Pashinian Defends Choice Of National Security Aide

Nagorno-Karabakh - Armenian Prime Minister Nikol Pashinian walks through Karabakh Armenian trenches on "the line of contact" with Azerbaijan, September 18, 2018.

Prime Minister Nikol Pashinian defended on Wednesday his decision to appoint an Armenian army general sacked following the 2016 war in Nagorno-Karabakh as his national security adviser.

The appointment of Major-General Arshak Karapetian, the former chief of Armenia’s military intelligence service, was announced on Monday. Pashinian’s office gave no reasons for it.

Karapetian and two other senior military officials were fired in April 2016 by then President Serzh Sarkisian more than three weeks after the outbreak of heavy fighting around Karabakh that nearly escalated into a full-scale Armenian-Azerbaijani war. About 80 Armenian soldiers and volunteers were killed during four-day hostilities stopped by a Russian-brokered ceasefire.

Azerbaijani troops captured several heights at northern and southern sections of the Karabakh “line of contact” but failed to advance farther. According to independent sources in Baku, at least 92 Azerbaijani soldiers, many of them members of special forces, died in action.

Sarkisian said at the time that Armenian military intelligence failed to get “precise information” about the Azerbaijani offensive beforehand. “Had we had [such intelligence] the Azerbaijanis would have suffered much greater losses and failed to seize those several meters [of land,]” he told the Bloomberg news agency a few days before the high-profile sackings.

Pashinian’s decision to appoint one of the sacked military officials to his staff was therefore criticized by some commentators. The premier dismissed the criticism when he spoke to journalists in the town of Dilijan.
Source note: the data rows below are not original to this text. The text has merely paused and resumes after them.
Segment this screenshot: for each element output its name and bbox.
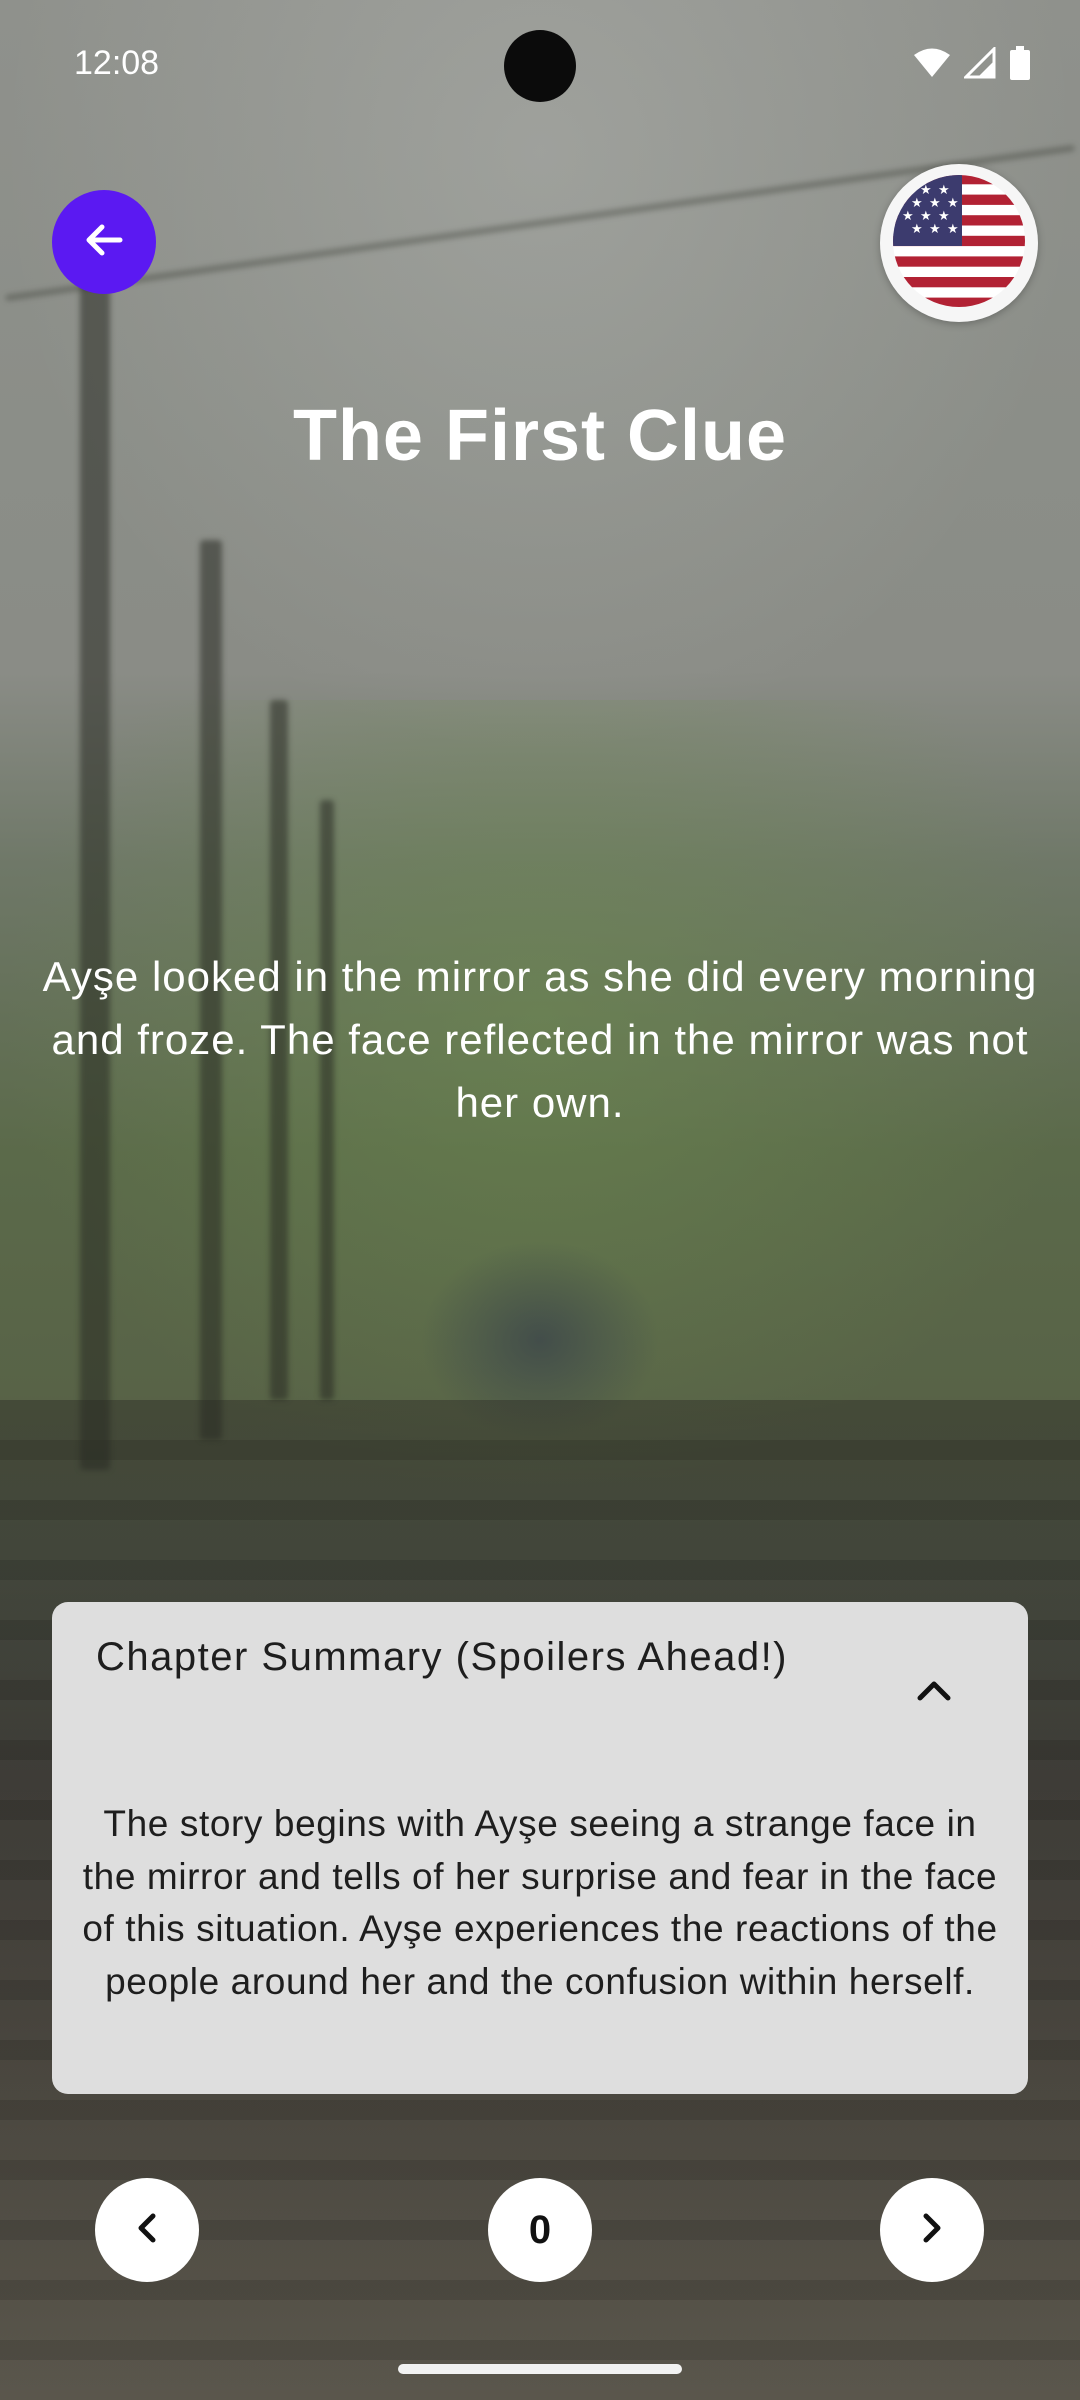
- collapse-summary-button[interactable]: [904, 1662, 964, 1722]
- page-counter-value: 0: [528, 2207, 552, 2252]
- back-button[interactable]: [52, 190, 156, 294]
- wifi-icon: [914, 48, 950, 78]
- summary-header[interactable]: Chapter Summary (Spoilers Ahead!): [96, 1626, 836, 1688]
- chapter-text: Ayşe looked in the mirror as she did eve…: [42, 953, 1038, 1126]
- chevron-left-icon: [132, 2208, 162, 2253]
- svg-text:★: ★: [929, 222, 941, 237]
- page-counter[interactable]: 0: [488, 2178, 592, 2282]
- status-bar: 12:08: [0, 0, 1080, 130]
- next-button[interactable]: [880, 2178, 984, 2282]
- chapter-summary-card: Chapter Summary (Spoilers Ahead!) The st…: [52, 1602, 1028, 2094]
- chevron-up-icon: [914, 1677, 954, 1708]
- status-time: 12:08: [74, 44, 160, 82]
- home-indicator[interactable]: [398, 2364, 682, 2374]
- svg-text:★: ★: [947, 222, 959, 237]
- signal-icon: [964, 47, 996, 79]
- arrow-left-icon: [80, 216, 128, 269]
- chapter-title: The First Clue: [292, 396, 788, 476]
- us-flag-icon: ★ ★ ★ ★ ★ ★ ★ ★ ★ ★ ★ ★: [892, 174, 1026, 313]
- summary-text: The story begins with Ayşe seeing a stra…: [82, 1803, 998, 2002]
- svg-text:★: ★: [911, 222, 923, 237]
- language-button[interactable]: ★ ★ ★ ★ ★ ★ ★ ★ ★ ★ ★ ★: [880, 164, 1038, 322]
- chevron-right-icon: [917, 2208, 947, 2253]
- front-camera: [504, 30, 576, 102]
- previous-button[interactable]: [95, 2178, 199, 2282]
- battery-icon: [1010, 46, 1030, 80]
“Those who mention that Arshak Karapetian was fired by Serzh Sarkisian as a result of those events also say that Serzh Sarkisian is a just arbiter who made a just decision,” he said. “I have read dozens, if not hundreds, pages of secret materials about the four-day war and found nothing in those materials about the absence or lack of intelligence data.”

Pashinian expressed confidence that Karapetian will properly perform his new duties.

Pashinian’s chief of staff, Eduard Aghajanian, told RFE/RL’s Armenian service earlier in the day that Karapetian will advise the prime minister on national security issues.